The six of them squeezed together and Quincy stretched out her arm until everyone had edged into the frame. Once the picture was taken, Quincy studied its frenzied composition. That’s when she noticed something behind them in the far distance. A mammoth building, it sat in the middle of the valley, its gray walls barely visible among the trees.

“What’s that?” Quincy asked, pointing it out.

Janelle shrugged. “Beats me.”

Betz the wise owl knew. Of course.

“It’s an insane asylum,” she said.

“Jesus,” Amy replied. “Are you purposely trying to freak us out?”

“I’m just telling you. It’s a hospital for crazy people.”

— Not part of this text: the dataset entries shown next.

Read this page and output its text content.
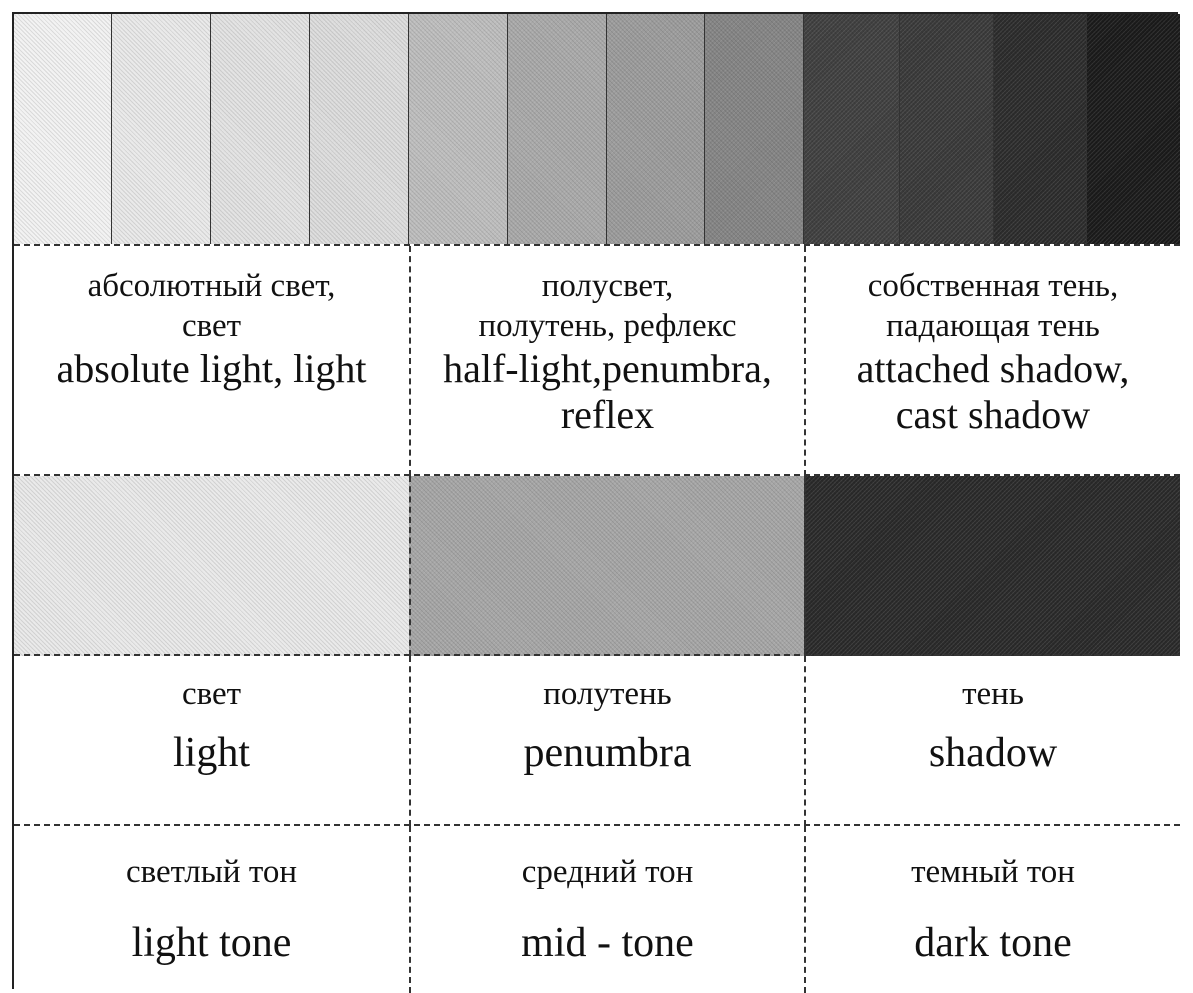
абсолютный свет,
свет
absolute light, light
полусвет,
полутень, рефлекс
half-light,penumbra,
reflex
собственная тень,
падающая тень
attached shadow,
cast shadow
свет
light
полутень
penumbra
тень
shadow
светлый тон
light tone
средний тон
mid - tone
темный тон
dark tone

Quincy stared at the asylum. A low-lying breeze in the valley rustled the trees around it, giving the place a shifting, restless air. Almost as if the building itself was alive. There was a definite sadness to the asylum. Quincy felt it emanating from the valley all the way up to their lookout atop the rock. She imagined a storm cloud permanently hovering over the place, unseen but keenly felt.

She was about to take a picture of it but stopped herself. Something about keeping its image in her camera disturbed her.

Standing next to Quincy, Craig studied the sky. The sun had slipped below the tree line and become a fiery glow that warmed the woods. Trees sliced the brightness, their long shadows grid-like across the forest floor.

“We need to head back,” he said. “We don’t want to be out here when it gets dark.”

“Because, you know, Indian ghosts,” Janelle added.

Quincy joined in. “And crazy people.”

Their departure was delayed by Rodney, who insisted on finishing his defacement of the rock. He added Amy’s name beneath his own, connecting them with a plus sign and surrounding it with a hastily scratched heart. Then they were off, heading back the way they had come. It took them no time at all to reach the flat expanse that led to the cabin, the incline having made their journey feel longer than it actually was. All told, the distance between the flat rock and Pine Cottage was less than a quarter mile.

Still, the sun had fully set by the time they emerged from the woods, giving the cabin a pinkish, autumnal glow. Shadows crept from the tree line and brushed its fieldstone foundation. Craig, still in front, stopped suddenly. When Quincy bumped into him, he shoved her backward.

“What the—”

“Shush,” he hissed, squinting at the half-shadows gathering on the back deck.

At last, Quincy saw what he had. The others did, too. Someone was on the deck. A stranger with hands cupped to the window in the back door, peering inside.

“Hey!” Craig called, stepping forward with his walking stick wielded like a weapon.

The stranger at the door—a man, Quincy now saw—spun around, startled.

He looked to be about their age. Maybe a couple years older. It was hard to tell because of his glasses, which reflected the dying light, obscuring his eyes. He was thin, almost gangly, with his long arms pressed stiffly against the sides of his beige cable-knit sweater. A dime-sized hole sat at the shoulder, the white T-shirt beneath it peeking through. His pants were green corduroy, scuffed at the knees and so loose around the waist that he had to crook an index finger through a belt loop to keep them from sagging.

“I’m sorry if I frightened you.” Hesitation streaked each word, as if he didn’t quite know how to talk. He spoke English the way a foreigner did, halting and formal. Quincy listened for a trace of an accent, not finding one. “I was looking to see if someone was here.”

“That would be us,” Craig said, taking another step forward, his bravery impressing Quincy, which just might have been his plan.

“Hello,” the stranger said, waving with the hand not hooked to his waist.

“Are you lost?” Janelle said, more curious than afraid.